The 2005 winner of The Sunday Times Sportswoman of the Year title ahead of yachtswoman Dame Ellen MacArthur and long-distance runner Paula Radcliffe, Zara Phillips has grown up in the most delightful way.
OF HORSES AND BLUE BLOODS
OTHER MEMBERS OF THE ROYAL FAMILY WHO ARE PASSIONATE ABOUT SPORTS
“If it were not for the Archbishop of Canterbury,” said Her Majesty the Queen of her love of horse-racing, “I should be off on my plane to Longchamp every Sunday.”
The “Sport of Kings” has long been the “Sport of Queens” in England. Queen Elizabeth II (as the late Queen Mother before her) has become a regular sight in the winners’ enclosure at Goodwood, Epsom and the like. As a famous leader in The Daily Telegraph once put it: “If HM would rather go to Ascot than peer at a lot of dirty nappies in the Institute of Contemporary Arts, what is wrong with that?”
Even 50 years ago, the Queen Mother was one of the central characters in the most famous Grand National of them all, when her horse, Devon Loch, 50 yards from the finish line and with victory seemingly assured, suddenly pricked up his ears as if distracted by the cheers of the nation, prepared to jump a phantom obstacle, then belly-flopped to the turf, his four legs splayed out beneath him.

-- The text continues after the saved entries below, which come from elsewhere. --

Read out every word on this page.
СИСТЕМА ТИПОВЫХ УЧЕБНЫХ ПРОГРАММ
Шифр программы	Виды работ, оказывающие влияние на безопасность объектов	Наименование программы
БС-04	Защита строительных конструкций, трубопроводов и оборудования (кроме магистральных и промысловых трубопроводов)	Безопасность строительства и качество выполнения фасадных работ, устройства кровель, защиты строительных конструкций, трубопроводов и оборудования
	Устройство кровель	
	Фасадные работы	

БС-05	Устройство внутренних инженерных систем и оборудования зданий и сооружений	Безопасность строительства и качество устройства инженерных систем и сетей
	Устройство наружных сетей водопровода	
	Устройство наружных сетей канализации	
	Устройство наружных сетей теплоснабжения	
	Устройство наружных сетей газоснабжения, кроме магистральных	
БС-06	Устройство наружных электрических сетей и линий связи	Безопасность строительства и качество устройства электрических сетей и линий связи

To ESB and his rider, Dave Dick, went victory, while losing jockey Dick Francis bought a typewriter, wrote his first thriller (becoming the Queen Mother’s favourite
author in the process), and earned countless millions.

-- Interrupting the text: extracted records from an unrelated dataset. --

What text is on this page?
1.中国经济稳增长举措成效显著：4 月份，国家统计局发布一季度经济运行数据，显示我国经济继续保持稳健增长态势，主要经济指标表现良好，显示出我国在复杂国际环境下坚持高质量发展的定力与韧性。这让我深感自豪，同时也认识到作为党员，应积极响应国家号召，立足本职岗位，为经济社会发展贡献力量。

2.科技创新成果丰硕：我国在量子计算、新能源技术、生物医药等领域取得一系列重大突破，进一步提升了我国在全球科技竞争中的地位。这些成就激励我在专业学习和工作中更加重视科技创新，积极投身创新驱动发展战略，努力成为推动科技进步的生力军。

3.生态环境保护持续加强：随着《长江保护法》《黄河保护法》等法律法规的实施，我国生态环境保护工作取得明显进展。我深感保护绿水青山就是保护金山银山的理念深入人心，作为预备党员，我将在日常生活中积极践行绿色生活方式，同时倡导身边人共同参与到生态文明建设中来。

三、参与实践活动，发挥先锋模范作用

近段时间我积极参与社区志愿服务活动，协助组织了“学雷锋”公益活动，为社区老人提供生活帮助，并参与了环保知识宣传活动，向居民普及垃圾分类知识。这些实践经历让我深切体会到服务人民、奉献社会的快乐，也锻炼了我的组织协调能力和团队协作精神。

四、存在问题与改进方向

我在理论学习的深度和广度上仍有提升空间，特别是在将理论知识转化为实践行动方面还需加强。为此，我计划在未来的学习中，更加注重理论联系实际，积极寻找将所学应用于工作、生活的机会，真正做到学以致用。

The Royal Family’s sporting traditions are varied in the extreme. Did you know, for instance, that the future King George VI once took a hat-trick which merited mention in the pages of the cricket “bible” Wisden? The feat was achieved in the private grounds of Windsor Castle when he was still a lad in short trousers, and as the three “batsmen” concerned were his grandfather (Edward VII), father (who would become George V) and elder brother David (later and briefly Edward
VIII), we can safely assume there was a certain amount of good-natured jiggerypokery involved.
What is without doubt is that the king-to-be was an accomplished tennis player; as the Duke of York, he competed in the men’s doubles event at the 1926 Wimbledon Championships, partnered by his equerry, Wing-Commander Louis Greig.